Matteo De Toffoli explains how his Journal of Language and Politics article, 'Limits, frontiers, antagonism: Discursive topography in (and beyond) Laclau and Mouffe', emerged as a way for him to make sense of key discourse-theoretical concepts, and he hopes it can do the same for others!
Photo by Parrish Freeman on Unsplash
Until one day, when the puzzle was finally complete (or at least clear enough), I asked myself: why not try to put all this material in order, and save my fellow scholars some trouble?
Why did you decide to write this piece?
Actually, the piece sort of wrote itself. When I began my PhD course, in 2019, I knew little to nothing about post-structuralist discourse theory, and Ernesto Laclau and Chantal Mouffe were two political thinkers I had vaguely heard of. Therefore, I had no easy time when I initially stumbled into Hegemony and Socialist Strategy – a fascinating book indeed, but so intricate! In order to make some sense among discourses, floating signifiers, antagonism, equivalence, hegemony and so forth I began piling pages and pages of notes and diagrams. And every time something fell into place, the squaring of the circle always pushed me one step further: to the following writings of Laclau and Mouffe, back to Saussure and Althusser, into the works of discourse theory’s critics and scholars. Until one day, when the puzzle was finally complete (or at least clear enough), I asked myself: why not try to put all this material in order, and save my fellow scholars some trouble?
What are the key takeaways?
If I succeeded in my goal, I would see the main value of the article in its capacity to clarify the key theoretical nodes of discourse theory. From paragraph to paragraph, I have tried to guide the reader through their initial formulation in Hegemony and Socialist Strategy, as well as their evolution and refinements from 1985 onwards. After all, the paper was born as an attempt at answering the questions that I asked myself while reading Laclau and Mouffe, and that any other newcomer probably would.

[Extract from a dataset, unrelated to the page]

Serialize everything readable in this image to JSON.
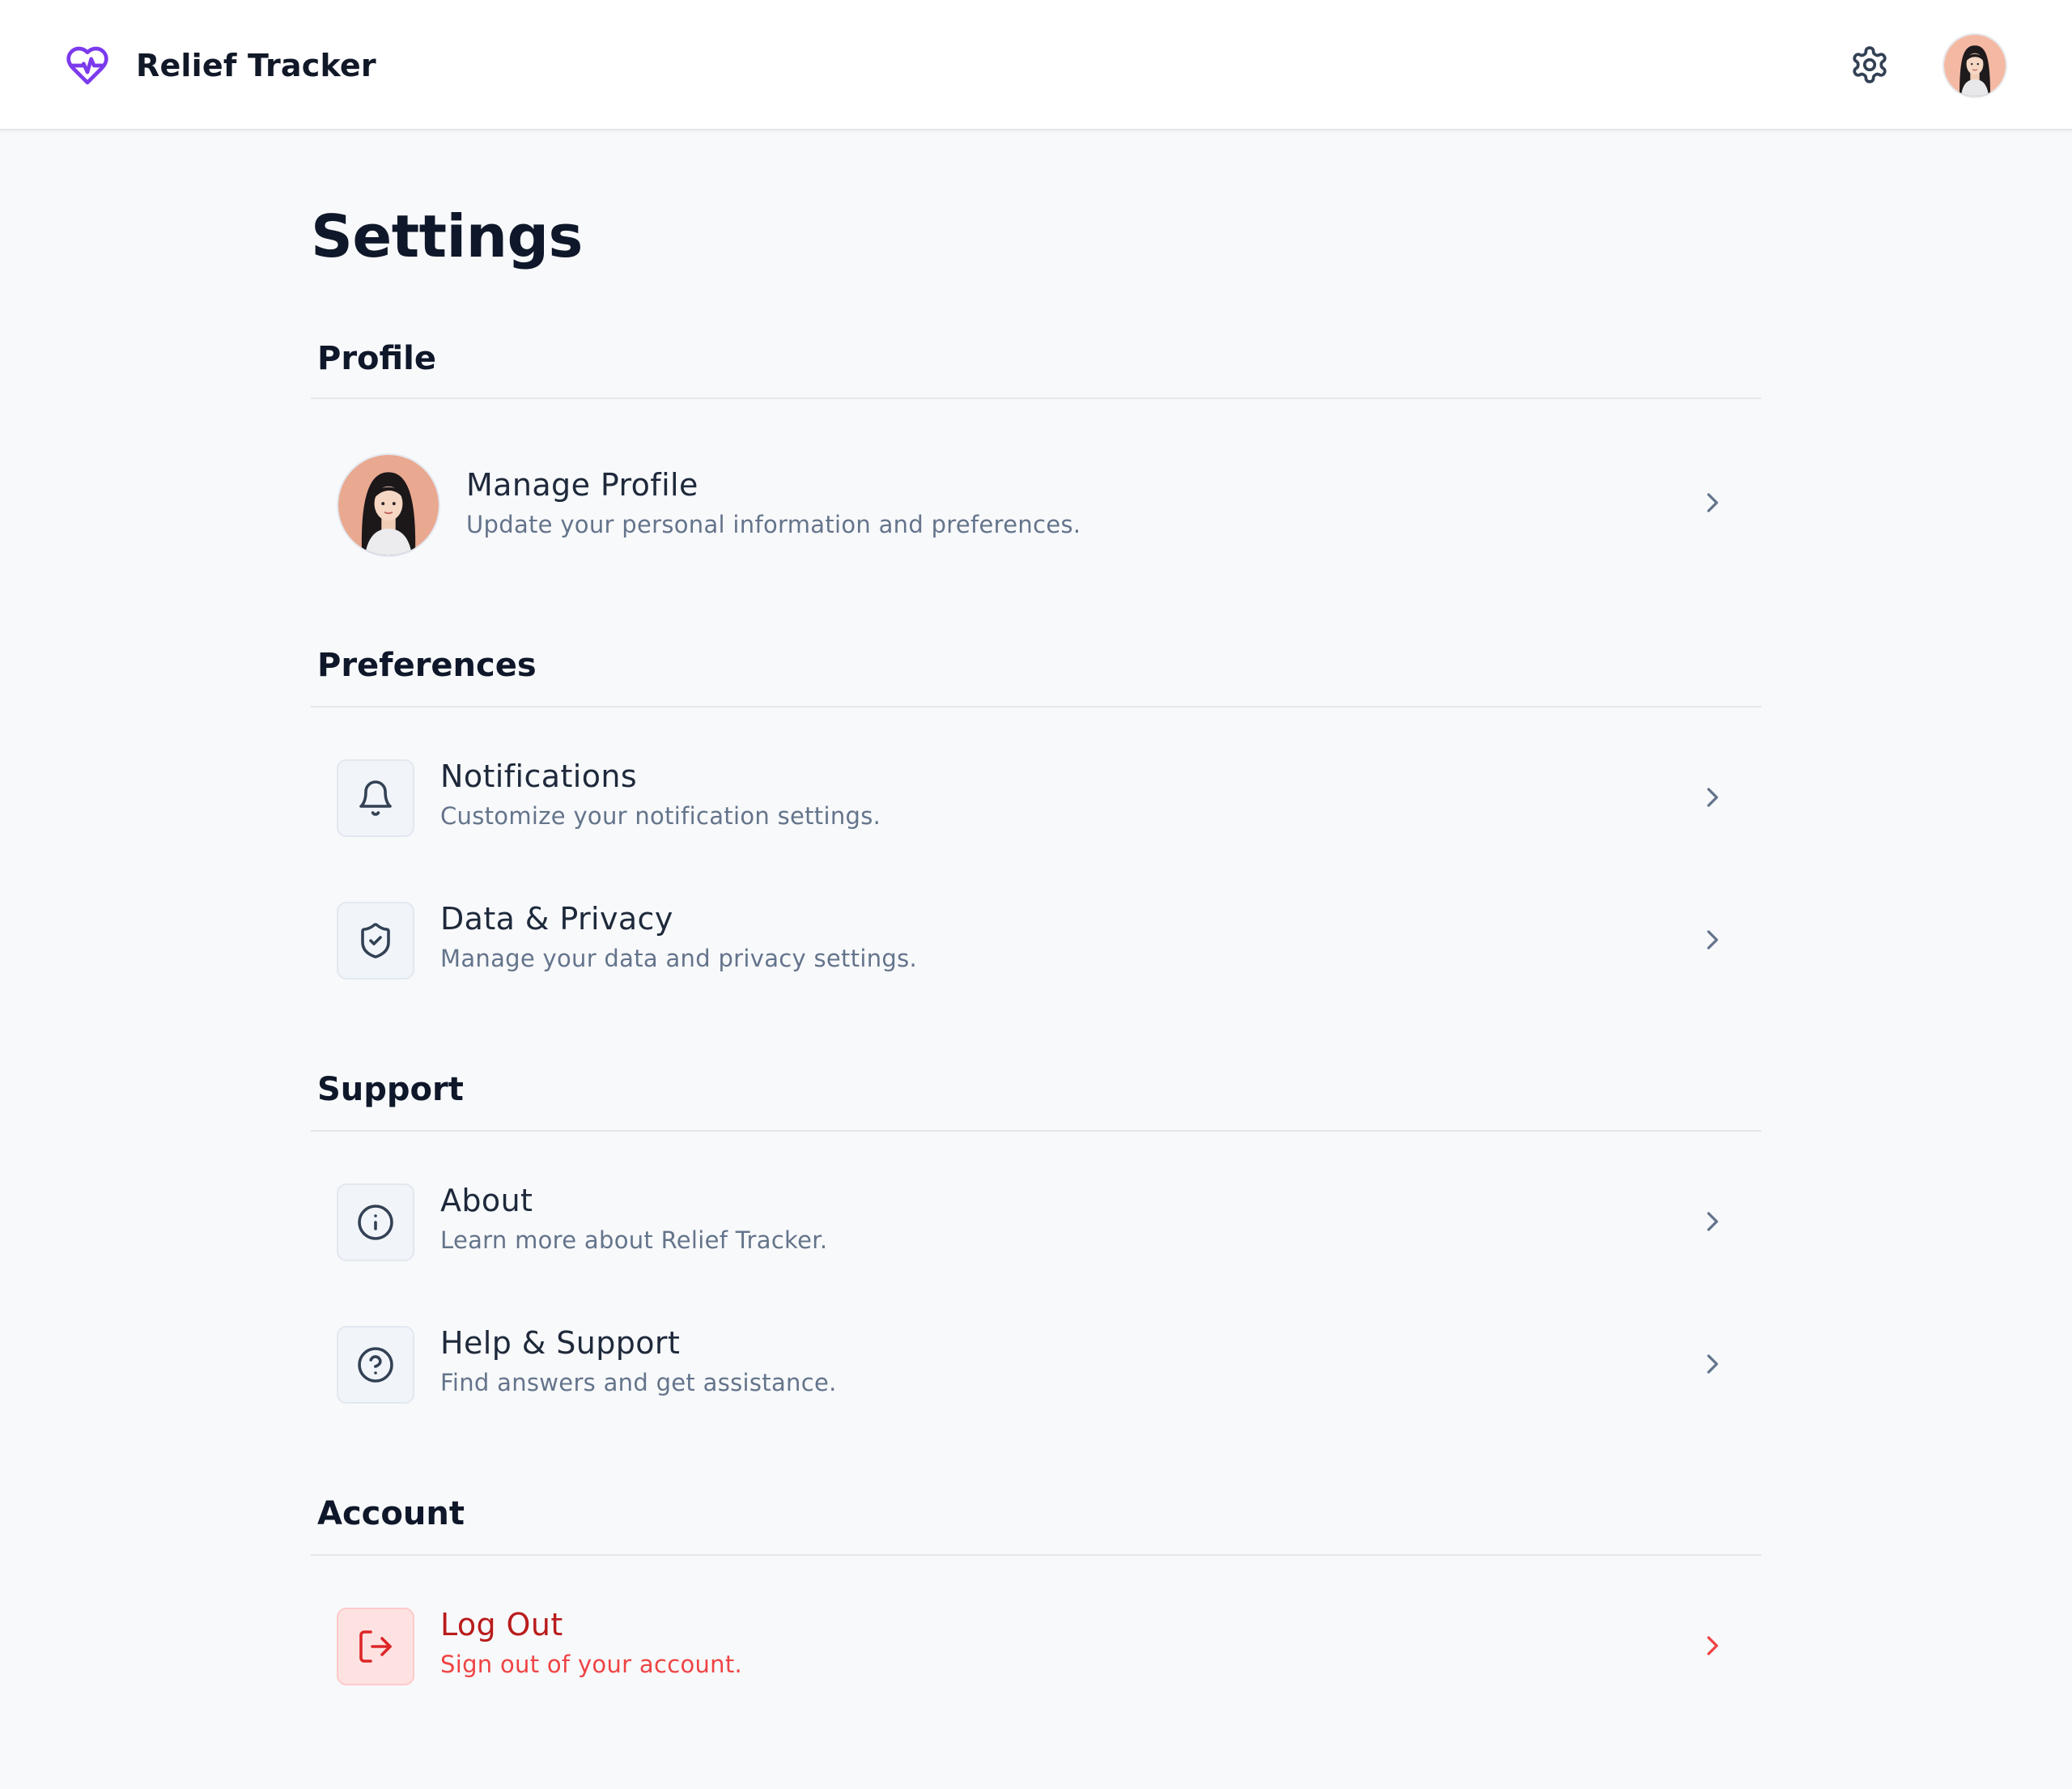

More generally, the article also covers the development of discourse theory from a different angle than the usual: not as a primarily and eminently political theory, but as an attempt – though clearly oriented to political reality – to formulate a general theory of signification. That is to say: I did not focus on notions such as populism, radical democracy or the primacy of the political, but on the theoretical conditions of possibility that allowed Laclau and Mouffe to conceive of those in a peculiar way.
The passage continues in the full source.